Salamandras com cor: quando e como usar bege, bordeaux ou verde na decoração
Uma salamandra pode desaparecer no espaço. Ou pode defini-lo.
Quando entra com cor, deixa de ser apenas um equipamento — passa a ser uma decisão de design. Bege, bordeaux ou verde não são apenas variações estéticas. São formas diferentes de construir o ambiente da sala.
Quando faz sentido escolher uma salamandra com cor
Nem todos os espaços pedem cor.

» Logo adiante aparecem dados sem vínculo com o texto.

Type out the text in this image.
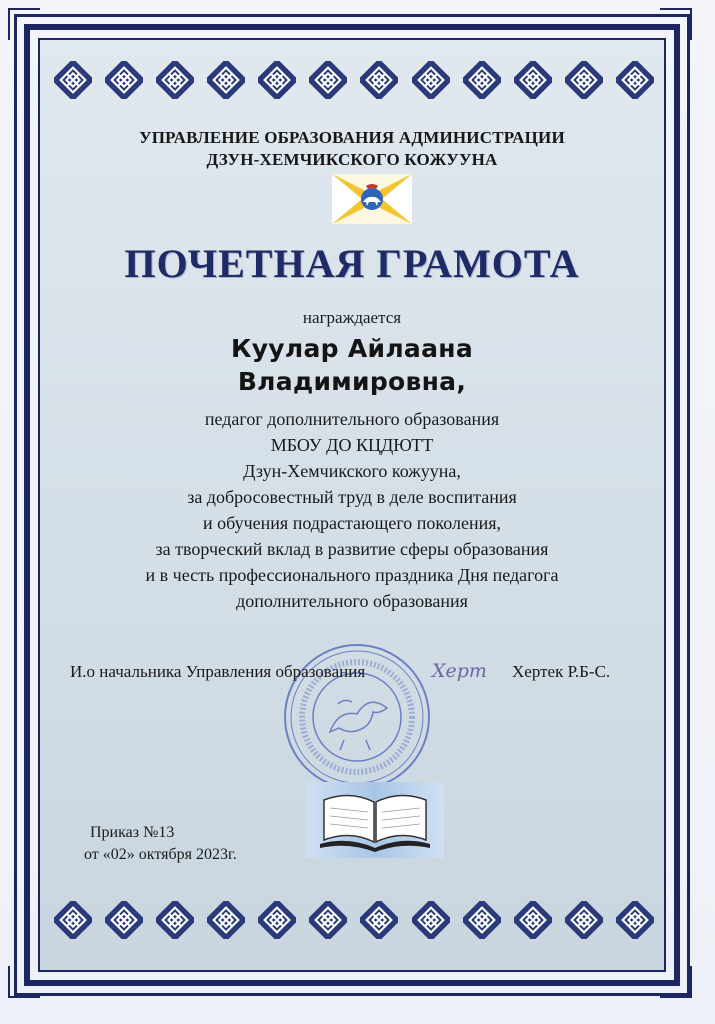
УПРАВЛЕНИЕ ОБРАЗОВАНИЯ АДМИНИСТРАЦИИ
ДЗУН-ХЕМЧИКСКОГО КОЖУУНА
ПОЧЕТНАЯ ГРАМОТА
награждается
Куулар Айлаана
Владимировна,
педагог дополнительного образования
МБОУ ДО КЦДЮТТ
Дзун-Хемчикского кожууна,
за добросовестный труд в деле воспитания
и обучения подрастающего поколения,
за творческий вклад в развитие сферы образования
и в честь профессионального праздника Дня педагога
дополнительного образования
И.о начальника Управления образования	Хертек Р.Б-С.
Херт
Приказ №13
от «02» октября 2023г.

Mas há situações em que faz toda a diferença.
• salas demasiado neutras ou sem identidade
• espaços amplos que precisam de um ponto de ancoragem
• projetos onde o fogo deve assumir protagonismo
👉 Nestes casos, a salamandra deixa de ser discreta — passa a organizar o espaço.
Ponto focal ou integração: duas formas de usar a cor
Antes de escolher a cor, é importante decidir o papel da salamandra.
Como ponto focal
A salamandra assume-se como o elemento principal da sala.
• cores mais intensas funcionam melhor
• o resto da decoração deve ser mais contido
• o olhar converge naturalmente para o fogo
👉 Ideal para espaços amplos ou minimalistas
Como elemento integrado
A cor existe — mas não domina.
• tons suaves ou equilibrados
• continuidade com os materiais envolventes
• presença discreta, mas com carácter
👉 Ideal para salas mais pequenas ou ambientes já definidos
Bege, bordeaux ou verde: três formas de trabalhar a cor
Cada cor cria uma leitura diferente do espaço.
Bege: leveza e continuidade
O bege aproxima-se da arquitetura.
• integra-se facilmente
• amplia visualmente o espaço
• cria ambientes luminosos
👉 Funciona melhor em salas claras, com madeira natural e tecidos suaves
Bordeaux: presença e profundidade
O bordeaux cria um ponto forte.
• acrescenta intensidade ao espaço
• valoriza ambientes neutros
• introduz uma sensação mais envolvente
👉 Funciona melhor quando há contenção à volta —
paredes neutras, materiais simples
Verde (azul esverdeado): carácter e equilíbrio
O verde traz personalidade sem excesso.
• liga bem com materiais naturais
• cria um ambiente moderno, mas confortável
• foge ao convencional sem ser agressivo
👉 Funciona especialmente bem com madeira, pedra e tons quentes
A relação entre cor, luz e fogo
A cor da salamandra não vive isolada. Muda com a luz.
• durante o dia → integra-se no ambiente
• com o fogo aceso → ganha profundidade
• à noite → torna-se mais presente
👉 O resultado final nunca é estático — é dinâmico.
Erros comuns ao usar salamandras com cor
A cor exige controlo. Os erros mais frequentes são:
• excesso de elementos decorativos à volta
• mistura de várias cores fortes no mesmo espaço
• falta de contraste com paredes e mobiliário
👉 Quando tudo chama a atenção, nada se destaca.
Quando não faz sentido escolher uma salamandra colorida
Nem sempre é a melhor opção. Pode não fazer sentido quando:
• o espaço já tem muita informação visual
• a sala é muito pequena e carregada
• o objetivo é total discrição
👉 Nesses casos, uma solução mais neutra funciona melhor.
Uma salamandra com cor não é apenas uma escolha estética. É uma forma de desenhar o espaço. Pode dar identidade, criar foco e transformar a sala — ou, se mal utilizada, gerar ruído visual.